La députée-maire : en arrivant dans cette commune, il y a beaucoup de choses qui m’ont choquée.
Affaire N°16 : Mise en place de la concertation en vue de la création de la ZAC « Marie CASE » :
Pour permettre la satisfaction des besoins en logements et en équipements une opération d’aménagement d’ensemble comprenant un programme de constructions (750 logements dont une grande partie de logements aidés) est lancée par la création de la ZAC « Marie Case » à la Plaine Saint-Paul. Cette opération passe par l’obligation de concertation avec le public, pendant toute la durée de l’élaboration du projet. Le terrain concerné appartient principalement à CBo Territoria et à M. Armand Tropina. Sur les 29,75 ha de l’implantation, 9,16 ha sont en zone non bâtie et 20,59 ha en zone urbanisable. Un registre d’observation sera placé à la mairie annexe de la Plaine pendant un mois. Une réunion publique d’information sera organisée pendant la durée de la concertation préalable.

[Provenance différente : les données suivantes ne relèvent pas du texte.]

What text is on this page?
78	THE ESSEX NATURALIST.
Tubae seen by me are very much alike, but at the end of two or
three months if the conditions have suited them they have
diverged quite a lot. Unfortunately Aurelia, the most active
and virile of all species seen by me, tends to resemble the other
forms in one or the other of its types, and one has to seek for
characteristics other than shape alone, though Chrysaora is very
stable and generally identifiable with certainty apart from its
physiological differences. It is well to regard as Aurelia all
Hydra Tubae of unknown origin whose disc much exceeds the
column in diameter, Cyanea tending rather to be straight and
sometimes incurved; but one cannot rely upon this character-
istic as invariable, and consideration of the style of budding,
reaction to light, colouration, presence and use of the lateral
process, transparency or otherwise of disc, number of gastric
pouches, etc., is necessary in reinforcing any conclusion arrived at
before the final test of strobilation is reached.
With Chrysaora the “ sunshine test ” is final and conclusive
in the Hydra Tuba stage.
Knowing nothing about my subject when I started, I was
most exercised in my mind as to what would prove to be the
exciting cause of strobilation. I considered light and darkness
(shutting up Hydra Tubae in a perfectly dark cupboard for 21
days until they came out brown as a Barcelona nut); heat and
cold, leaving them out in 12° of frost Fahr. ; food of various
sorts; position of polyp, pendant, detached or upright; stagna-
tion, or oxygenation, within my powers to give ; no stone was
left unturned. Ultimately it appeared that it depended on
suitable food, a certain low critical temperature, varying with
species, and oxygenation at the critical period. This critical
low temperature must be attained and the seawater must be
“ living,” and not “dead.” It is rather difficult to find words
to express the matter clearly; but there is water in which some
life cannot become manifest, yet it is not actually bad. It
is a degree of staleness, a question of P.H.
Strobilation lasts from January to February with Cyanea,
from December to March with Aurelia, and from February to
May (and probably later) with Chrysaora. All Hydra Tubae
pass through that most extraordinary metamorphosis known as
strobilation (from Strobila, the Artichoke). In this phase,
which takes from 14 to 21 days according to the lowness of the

Cyrille Melchior : Je veux vraiment que certaines précautions soient prises concernant la protection de l’environnement.
La députée-maire : lorsque l’on voit les agressions à l’environnement faites par le passé…je ne veux pas accepter de leçons de votre part – ce qui a déclenché un grand rire sarcastique de Rahiba Dubois, des Verts.
Jean Erpeldinger : c’est une opération qui va contre l’étalement urbain.
Emmanuel Séraphin : Ce quartier est une succession de lotissements avec aucun aménagement global, sans souci de relier les bassins de vie. Il y a tous les jours des embouteillages. On a travaillé avec le département ; on travaille sur la liaison RD2-RD4 pour désengorger ce quartier de façon à lutter contre le coma circulatoire. Demain, des familles modestes pourront y habiter. Tout un travail que nous faisons avec les promoteurs.
Remarque : C’est une opération qu’il faudra, bien entendu, éclairer, sur plusieurs plans : La qualité du partenariat commune de Saint-Paul - CBo Territoria (cf. la convention ZAC) ; les priorités d’investissements dans le bassin de vie La Plaine - Bois de Nèfles et donc le calendrier des opérations. Sans compter la préservation d’un patrimoine environnemental : la petite forêt de tamarins.